Westerners in Russia, especially those who speak and read Russian, report that state controlled Russian media has seemingly reverted to stories and attitudes right out of the Cold War. It is, in short, unreal but actually happening. Russian media is full of stories of NATO aggression against Russia and anything that is going wrong in Russia is blamed on a NATO conspiracy to destroy Russia. The Russian aggression in Ukraine is described as largely a fable created by a NATO conspiracy to take over the Ukrainian government and institute a terror campaign against the ethnic Russian minority in Ukraine, especially eastern Ukraine. There, the Russian media described ethnic Russians leading a rebellion against this NATO puppet government running Ukraine and NATO soldiers pretending to be Ukrainians doing most of the fighting. No captured NATO agents are presented which Russian media describes as proof of how clever and dangerous this NATO aggression is.
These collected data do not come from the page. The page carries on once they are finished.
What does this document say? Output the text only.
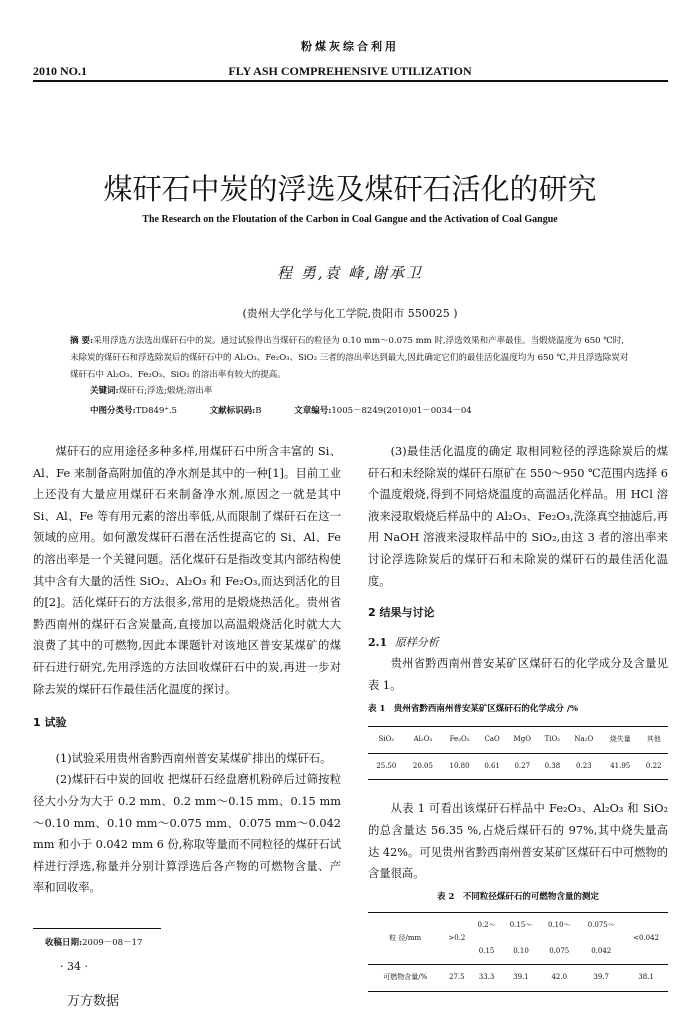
粉煤灰综合利用
2010 NO.1	FLY ASH COMPREHENSIVE UTILIZATION
煤矸石中炭的浮选及煤矸石活化的研究
The Research on the Floutation of the Carbon in Coal Gangue and the Activation of Coal Gangue
程 勇,袁 峰,谢承卫
(贵州大学化学与化工学院,贵阳市 550025 )
摘 要:采用浮选方法选出煤矸石中的炭。通过试验得出当煤矸石的粒径为 0.10 mm～0.075 mm 时,浮选效果和产率最佳。当煅烧温度为 650 ℃时,未除炭的煤矸石和浮选除炭后的煤矸石中的 Al₂O₃、Fe₂O₃、SiO₂ 三者的溶出率达到最大,因此确定它们的最佳活化温度均为 650 ℃,并且浮选除炭对煤矸石中 Al₂O₃、Fe₂O₃、SiO₂ 的溶出率有较大的提高。
关键词:煤矸石;浮选;煅烧;溶出率
中图分类号:TD849⁺.5	文献标识码:B	文章编号:1005－8249(2010)01－0034－04

煤矸石的应用途径多种多样,用煤矸石中所含丰富的 Si、Al、Fe 来制备高附加值的净水剂是其中的一种[1]。目前工业上还没有大量应用煤矸石来制备净水剂,原因之一就是其中 Si、Al、Fe 等有用元素的溶出率低,从而限制了煤矸石在这一领域的应用。如何激发煤矸石潜在活性提高它的 Si、Al、Fe 的溶出率是一个关键问题。活化煤矸石是指改变其内部结构使其中含有大量的活性 SiO₂、Al₂O₃ 和 Fe₂O₃,而达到活化的目的[2]。活化煤矸石的方法很多,常用的是煅烧热活化。贵州省黔西南州的煤矸石含炭量高,直接加以高温煅烧活化时就大大浪费了其中的可燃物,因此本课题针对该地区普安某煤矿的煤矸石进行研究,先用浮选的方法回收煤矸石中的炭,再进一步对除去炭的煤矸石作最佳活化温度的探讨。

1 试验

(1)试验采用贵州省黔西南州普安某煤矿排出的煤矸石。

(2)煤矸石中炭的回收 把煤矸石经盘磨机粉碎后过筛按粒径大小分为大于 0.2 mm、0.2 mm～0.15 mm、0.15 mm～0.10 mm、0.10 mm～0.075 mm、0.075 mm～0.042 mm 和小于 0.042 mm 6 份,称取等量而不同粒径的煤矸石试样进行浮选,称量并分别计算浮选后各产物的可燃物含量、产率和回收率。

(3)最佳活化温度的确定 取相同粒径的浮选除炭后的煤矸石和未经除炭的煤矸石原矿在 550～950 ℃范围内选择 6 个温度煅烧,得到不同焙烧温度的高温活化样品。用 HCl 溶液来浸取煅烧后样品中的 Al₂O₃、Fe₂O₃,洗涤真空抽滤后,再用 NaOH 溶液来浸取样品中的 SiO₂,由这 3 者的溶出率来讨论浮选除炭后的煤矸石和未除炭的煤矸石的最佳活化温度。

2 结果与讨论
2.1 原样分析

贵州省黔西南州普安某矿区煤矸石的化学成分及含量见表 1。

表 1　贵州省黔西南州普安某矿区煤矸石的化学成分 /%
SiO₂	Al₂O₃	Fe₂O₃	CaO	MgO	TiO₂	Na₂O	烧失量	其他
25.50	20.05	10.80	0.61	0.27	0.38	0.23	41.95	0.22

从表 1 可看出该煤矸石样品中 Fe₂O₃、Al₂O₃ 和 SiO₂ 的总含量达 56.35 %,占烧后煤矸石的 97%,其中烧失量高达 42%。可见贵州省黔西南州普安某矿区煤矸石中可燃物的含量很高。

表 2　不同粒径煤矸石的可燃物含量的测定
粒 径/mm	>0.2	0.2～	0.15～	0.10～	0.075～	<0.042
		0.15	0.10	0.075	0.042	
可燃物含量/%	27.5	33.3	39.1	42.0	39.7	38.1
收稿日期:2009－08－17
· 34 ·
万方数据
The reality is that Russian soldiers are regularly captured (dead and alive) and presented on Ukrainian TV but this is ignored and dismissed by Russian media as more insidious NATO propaganda. Those Russians familiar with their own history who point out the current government propaganda in Russia is similar to what went on in 1939 and 1941 are condemned as traitors. But it is a fact that in 1939 the communist Soviet Union signed a peace treaty with Nazi government of Germany and overnight Germany went from threat to valued ally according to Soviet media. That switched again in mid-1941 when Germany broke the treaty and invaded the Soviet Union. But during the time the treaty was in force Russian invaded Poland, the Baltic States and Finland. Russia was defeated in Finland and only got control of some territory just across the border. But eastern Poland was seized (as part of the 1939 treaty, with Germany taking most of Poland) as were the three Baltic States (Estonia, Latvia and Lithuania)
Russia now ignores the fact that Poland and the Baltic States make no secret of the fact that they joined NATO to gain some real protection from renewed Russian aggression. Some Baltic State leaders have been openly comparing Putin’s aggression to that of Stalin and Hitler before World War II. Russians who agree with this, and the truth of the historical comparisons, are dismissed as misguided or traitors. The Russian government is officially very upset at these comparisons, insisting that they are only seeking to regain territory that is really theirs’ and lost due to foreign conspiracies (like World War II and the Cold War). Thus the official Russian explanation for all this fear of Russia is that it involves plots by NATO and the United States which strike Westerners as absurd but appeals to a lot of Russians. That’s what really makes Russia’s neighbors nervous. Too many Russians actually believe this frightening fairy tale.
Meanwhile Russian aggression in the Baltic has been increasing since mid-2014 and in some scary ways. NATO interceptors based in Poland and the Baltic States have been sent up more frequently because of a growing number of incidents of Russian military aircraft making unsafe flights over the Baltic Sea. These Russian warplanes were detected by NATO military radar, but had their transponders turned off and had not filed a flight plan with the air controllers who regulate air traffic over the Baltic. Some of the Baltic States use transponders only to track large aircraft and have no way of knowing where Russian aircraft with transponders turned off are. With no flight plan and transponders turned off these warplanes were inviable to flight controllers. This sort of thing risks collision with commercial aircraft and Russia has ignored criticism of this dangerous practice. NATO has responded by sending up interceptors, which do have their transponders on, to escort the Russian aircraft and give air traffic control radars something to identify and track. It’s not just the Baltic States either. In December a commercial aircraft taking off from a Swedish airport nearly collided with a Russian warplane flying in international airspace with its transponder turned off.